Baik melalui apa yang disebut ‘tradwives’ di TikTok atau influencer sayap kanan di sudut lain internet: model tradisional mengenai peran gender telah muncul kembali di seluruh dunia, mempertanyakan kesetaraan antara laki-laki dan perempuan.
Sebuah studi global baru mengkonfirmasi tren ini, mengungkapkan bahwa hampir sepertiga pria Gen Z (orang yang lahir antara tahun 1997 dan 2012) percaya bahwa seorang istri harus “selalu mematuhi” suaminya.
Untuk penyelidikanyang dilakukan oleh Ipsos dan Global Institute for Women’s Leadership, di King’s College London, para peneliti mengumpulkan pendapat dari lebih dari 23 ribu orang di 29 negara di seluruh dunia — Portugal tersingkir.
Menandai Hari Perempuan Internasional 2026, yang dirayakan pada hari Minggu ini, penelitian menunjukkan bahwa perempuan Laki-laki Gen Z mempunyai pandangan paling tradisional di antara semua kelompok umur. Sementara 31% menyetujui gagasan tentang kewajiban ketaatan, hanya 13% dari boomer (lahir antara tahun 1946 dan 1964) laki-laki setuju.
Pola ini berulang ketika menyangkut kekuatan pengambilan keputusan dalam hubungan: sepertiga pria muda percaya bahwa prialah yang harus mengambil keputusanlebih banyak dibandingkan generasi yang lebih tua. Mereka juga cenderung menunjukkan ketidaknyamanan yang lebih besar ketika perempuan menjadi mandiri atau berpenghasilan lebih.

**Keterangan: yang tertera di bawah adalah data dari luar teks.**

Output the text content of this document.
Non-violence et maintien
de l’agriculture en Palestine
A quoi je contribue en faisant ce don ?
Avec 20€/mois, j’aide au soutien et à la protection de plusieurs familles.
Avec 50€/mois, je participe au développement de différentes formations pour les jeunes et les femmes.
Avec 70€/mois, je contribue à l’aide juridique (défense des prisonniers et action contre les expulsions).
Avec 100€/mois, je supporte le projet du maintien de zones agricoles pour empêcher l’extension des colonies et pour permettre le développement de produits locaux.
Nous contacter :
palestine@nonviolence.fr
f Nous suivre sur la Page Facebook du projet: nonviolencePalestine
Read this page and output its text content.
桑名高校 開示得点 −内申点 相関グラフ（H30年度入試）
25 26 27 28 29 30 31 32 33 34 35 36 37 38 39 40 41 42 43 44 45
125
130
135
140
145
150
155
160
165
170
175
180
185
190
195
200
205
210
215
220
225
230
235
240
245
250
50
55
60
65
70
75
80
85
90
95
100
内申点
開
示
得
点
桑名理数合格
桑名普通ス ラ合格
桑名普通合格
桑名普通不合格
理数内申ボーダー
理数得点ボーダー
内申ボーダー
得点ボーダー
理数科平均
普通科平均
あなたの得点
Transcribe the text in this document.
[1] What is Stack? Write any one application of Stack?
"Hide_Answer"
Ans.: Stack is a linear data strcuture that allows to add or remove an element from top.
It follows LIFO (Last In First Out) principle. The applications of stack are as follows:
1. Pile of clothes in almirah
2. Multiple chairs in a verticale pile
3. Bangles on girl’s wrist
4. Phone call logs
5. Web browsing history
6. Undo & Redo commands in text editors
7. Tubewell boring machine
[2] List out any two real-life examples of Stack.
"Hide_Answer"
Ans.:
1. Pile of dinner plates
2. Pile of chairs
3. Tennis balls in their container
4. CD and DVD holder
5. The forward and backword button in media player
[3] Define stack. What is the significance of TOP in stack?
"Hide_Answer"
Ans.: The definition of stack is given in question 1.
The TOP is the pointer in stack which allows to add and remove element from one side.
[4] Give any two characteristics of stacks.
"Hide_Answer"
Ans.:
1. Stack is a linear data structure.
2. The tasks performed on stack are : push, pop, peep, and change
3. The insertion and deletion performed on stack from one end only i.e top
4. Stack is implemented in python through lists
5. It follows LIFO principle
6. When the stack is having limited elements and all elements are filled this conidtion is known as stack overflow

“Algoritme media sosial menghargai pesan-pesan ekstrem”, kata Robert Grimm, yang bertanggung jawab atas penelitian kebijakan publik di Ipsos di Jerman, tentang salah satu faktor yang tampaknya berada di balik fenomena tersebut.
Konflik gender
Perempuan generasi Z mempunyai pandangan yang sangat berbeda: 18% mendukung pernyataan bahwa seorang istri harus patuh. Diantaranya boomeritu adalah 6%.
“Gen Z adalah kelompok yang paling mungkin setuju dengan pernyataan bahwa perempuan dengan karier sukses lebih menarik — pada saat yang sama, merekalah yang paling mempertimbangkan bahwa seorang wanita harus mematuhi suaminya dan tidak terlihat terlalu mandiri,” kata Kelly Beaver, CEO Ipsos Inggris dan Irlandia.
Dalam praktiknya, generasi ini nampaknya berada di tengah-tengah negosiasi ulang peran gender. Di satu sisi, kaum muda mengekspresikan keinginannya akan kebebasan, keberagaman dan kesetaraan modern, dan di sisi lain, mereka menganut pandangan tradisional.
Tentang topik seks21% pria Gen Z percaya bahwa “wanita sejati” tidak boleh mengambil tindakan terlebih dahulu, dibandingkan dengan 12% wanita dalam kelompok usia yang sama. Di antara pria boomerpersentasenya adalah 7%.
Persepsi yang menyimpang
Data tersebut juga menunjukkan kesenjangan struktural dalam persepsi: hanya 17% yang secara pribadi percaya bahwa perempuan harus bertanggung jawab atas pekerjaan perawatannamun 35% percaya bahwa masyarakat mengharapkan hal ini.
Ketika subjeknya adalah perilaku laki-lakimasih ada tekanan untuk melestarikan cita-cita kuno tentang maskulinitas. Tiga dari sepuluh remaja putra berpikir Anda tidak seharusnya mengatakan “Aku cinta kamu” kepada teman-teman Anda.
Pada saat yang sama, 43% percaya bahwa penting untuk tampil tangguh secara fisik; dan 21% menganggap bahwa laki-laki yang ikut serta dalam pengasuhan anak “kurang maskulin”, dibandingkan dengan 8% di antara laki-laki boomer.
Bagi Heejung Chung, direktur Institut Global untuk Kepemimpinan Perempuan, hasil yang diperoleh mengkhawatirkan: “Banyak orang tampaknya merasa tertekan oleh ekspektasi sosial yang tidak mencerminkan keyakinan mayoritas.”
Laki-laki muda, khususnya, melebih-lebihkan sejauh mana masyarakat mereka berpikir secara tradisional. Pada saat yang sama, 61% dari mereka percaya bahwa upaya untuk mencapai kesetaraan gender sudah cukupsementara 57% bahkan mengatakan bahwa laki-laki saat ini didiskriminasi.